Di Giosia: «Io ho la coscienza a posto»

Il direttore generale dopo l’apertura dell’inchiesta sui contagi: «Abbiamo fatto quello che si doveva»
TERAMO. «Ci affidiamo alla magistratura, ma io ho la coscienza a posto». Il giorno dopo la notizia dell’apertura di un’inchiesta giudiziaria sui contagi all’ospedale Mazzini, il direttore generale Maurizio Di Giosia dice: «C’è una giustizia in tempo di pace e una in tempo di guerra. Noi abbiamo operato nel bene facendo tutto quello che c’era da fare. Una cosa è certa: non ho mai mandato i dipendenti dell’azienda sanitaria alla guerra senza dargli i fucili».
Per il momento si tratta di un fascicolo iscritto a modello 45, ovvero senza ipotesi di reato nè indagati.
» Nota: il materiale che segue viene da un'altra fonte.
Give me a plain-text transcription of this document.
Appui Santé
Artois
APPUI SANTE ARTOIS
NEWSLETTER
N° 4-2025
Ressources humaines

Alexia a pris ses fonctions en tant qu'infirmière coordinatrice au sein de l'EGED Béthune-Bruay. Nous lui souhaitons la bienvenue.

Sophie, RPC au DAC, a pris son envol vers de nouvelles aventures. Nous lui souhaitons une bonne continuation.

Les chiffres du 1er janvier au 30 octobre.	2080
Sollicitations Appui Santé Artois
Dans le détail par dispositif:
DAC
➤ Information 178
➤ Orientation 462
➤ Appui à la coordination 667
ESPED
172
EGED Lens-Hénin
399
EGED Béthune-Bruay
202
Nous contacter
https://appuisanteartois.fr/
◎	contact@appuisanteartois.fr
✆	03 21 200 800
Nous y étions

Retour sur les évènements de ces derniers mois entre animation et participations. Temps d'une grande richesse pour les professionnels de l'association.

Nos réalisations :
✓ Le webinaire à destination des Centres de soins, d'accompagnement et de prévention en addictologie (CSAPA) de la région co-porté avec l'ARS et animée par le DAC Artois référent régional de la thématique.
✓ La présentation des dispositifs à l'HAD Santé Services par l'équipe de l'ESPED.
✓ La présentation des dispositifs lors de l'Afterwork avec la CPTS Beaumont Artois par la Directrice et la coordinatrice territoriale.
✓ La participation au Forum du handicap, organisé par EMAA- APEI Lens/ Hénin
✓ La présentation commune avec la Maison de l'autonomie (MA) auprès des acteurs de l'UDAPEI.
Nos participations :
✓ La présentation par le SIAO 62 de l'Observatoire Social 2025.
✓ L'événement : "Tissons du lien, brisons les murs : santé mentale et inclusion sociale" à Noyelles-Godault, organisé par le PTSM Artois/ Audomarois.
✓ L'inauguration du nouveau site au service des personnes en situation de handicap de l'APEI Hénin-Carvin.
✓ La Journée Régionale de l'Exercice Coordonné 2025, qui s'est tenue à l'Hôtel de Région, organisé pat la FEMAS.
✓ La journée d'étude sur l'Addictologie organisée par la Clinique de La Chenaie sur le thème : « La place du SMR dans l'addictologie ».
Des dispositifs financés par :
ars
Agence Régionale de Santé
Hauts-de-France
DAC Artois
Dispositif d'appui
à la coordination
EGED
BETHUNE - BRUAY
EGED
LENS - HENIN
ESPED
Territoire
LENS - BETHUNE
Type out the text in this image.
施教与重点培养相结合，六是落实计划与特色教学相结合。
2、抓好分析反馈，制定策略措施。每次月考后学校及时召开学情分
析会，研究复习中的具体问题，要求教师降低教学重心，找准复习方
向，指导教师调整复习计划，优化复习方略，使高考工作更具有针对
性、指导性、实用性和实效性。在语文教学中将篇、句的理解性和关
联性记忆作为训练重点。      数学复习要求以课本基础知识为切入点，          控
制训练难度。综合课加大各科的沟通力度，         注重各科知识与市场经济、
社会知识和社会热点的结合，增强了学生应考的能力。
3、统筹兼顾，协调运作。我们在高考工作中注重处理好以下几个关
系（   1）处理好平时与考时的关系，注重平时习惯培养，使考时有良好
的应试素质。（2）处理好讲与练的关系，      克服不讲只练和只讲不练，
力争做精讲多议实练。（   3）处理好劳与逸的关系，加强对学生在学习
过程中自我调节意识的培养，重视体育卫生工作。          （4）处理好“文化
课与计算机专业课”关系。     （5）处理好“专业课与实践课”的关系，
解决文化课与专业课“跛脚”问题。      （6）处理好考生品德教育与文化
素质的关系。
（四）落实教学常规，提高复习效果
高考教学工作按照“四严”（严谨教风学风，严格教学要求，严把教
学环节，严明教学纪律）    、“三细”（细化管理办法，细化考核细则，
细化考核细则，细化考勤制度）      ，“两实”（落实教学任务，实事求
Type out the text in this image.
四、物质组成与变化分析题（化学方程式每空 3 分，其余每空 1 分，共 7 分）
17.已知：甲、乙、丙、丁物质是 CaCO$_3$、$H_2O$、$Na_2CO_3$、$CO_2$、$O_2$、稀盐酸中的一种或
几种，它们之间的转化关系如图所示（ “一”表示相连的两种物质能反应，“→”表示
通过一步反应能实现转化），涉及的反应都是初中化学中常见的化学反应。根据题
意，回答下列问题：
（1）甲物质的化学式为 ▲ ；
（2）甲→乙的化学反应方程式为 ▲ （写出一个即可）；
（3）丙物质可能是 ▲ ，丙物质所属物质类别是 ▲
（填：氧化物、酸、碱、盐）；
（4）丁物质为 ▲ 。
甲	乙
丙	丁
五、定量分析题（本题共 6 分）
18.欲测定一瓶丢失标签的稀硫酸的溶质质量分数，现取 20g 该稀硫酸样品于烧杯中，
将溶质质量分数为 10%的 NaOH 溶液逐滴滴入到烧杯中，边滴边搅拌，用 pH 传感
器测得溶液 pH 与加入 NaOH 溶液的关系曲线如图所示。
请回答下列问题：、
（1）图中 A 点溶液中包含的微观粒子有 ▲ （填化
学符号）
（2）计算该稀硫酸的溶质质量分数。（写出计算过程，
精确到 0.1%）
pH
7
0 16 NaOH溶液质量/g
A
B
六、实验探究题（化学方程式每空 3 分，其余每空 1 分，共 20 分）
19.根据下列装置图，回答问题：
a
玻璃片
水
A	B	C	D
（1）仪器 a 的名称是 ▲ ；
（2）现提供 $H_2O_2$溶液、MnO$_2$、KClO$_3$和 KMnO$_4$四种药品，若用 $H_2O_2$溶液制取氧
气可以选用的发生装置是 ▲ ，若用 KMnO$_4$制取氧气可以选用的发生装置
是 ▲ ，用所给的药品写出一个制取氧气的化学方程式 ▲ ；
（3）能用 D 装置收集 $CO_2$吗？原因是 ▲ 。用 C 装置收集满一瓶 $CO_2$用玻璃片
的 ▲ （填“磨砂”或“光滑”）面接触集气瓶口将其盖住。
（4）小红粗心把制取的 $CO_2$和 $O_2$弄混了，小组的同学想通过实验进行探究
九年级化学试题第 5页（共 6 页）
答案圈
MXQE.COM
Saranno i successivi accertamenti già disposti a delineare i futuri movimenti della Procura teramana che indaga sui contagi avvenuti all’ospedale Mazzini nei primi drammatici giorni dell’emergenza coronavirus. Contagi registrati tra il personale e tra i malati e che tante polemiche e proteste hanno sollevato. L’obiettivo dell’autorità giudiziaria è quello di verificare l’applicazione di tutte le normative relative, in particolare, alla sicurezza e di verificare eventuali reati in una ipotetica violazione di disposizioni e protocolli. Dell’indagine si occupa il pool dei reati contro la pubblica amministrazione coordinato dal procuratore Antonio Guerriero e composto dai pm Laura Colica, Davide Rosati, Stefano Giovagnoni e Andrea De Feis.È ipotizzabile che in questo fascicolo possano confluire anche gli eventuali esposti che nelle settimane scorse sono stati preannunciati da alcuni familiari di pazienti contagiati durante i ricoveri (sempre nella prima fase dell’emergenza). Molto probabilmente già nei prossimi giorni l’autorità giudiziaria farà le prime deleghe per l’acquisizione di documentazione e certificazioni.(d.p.)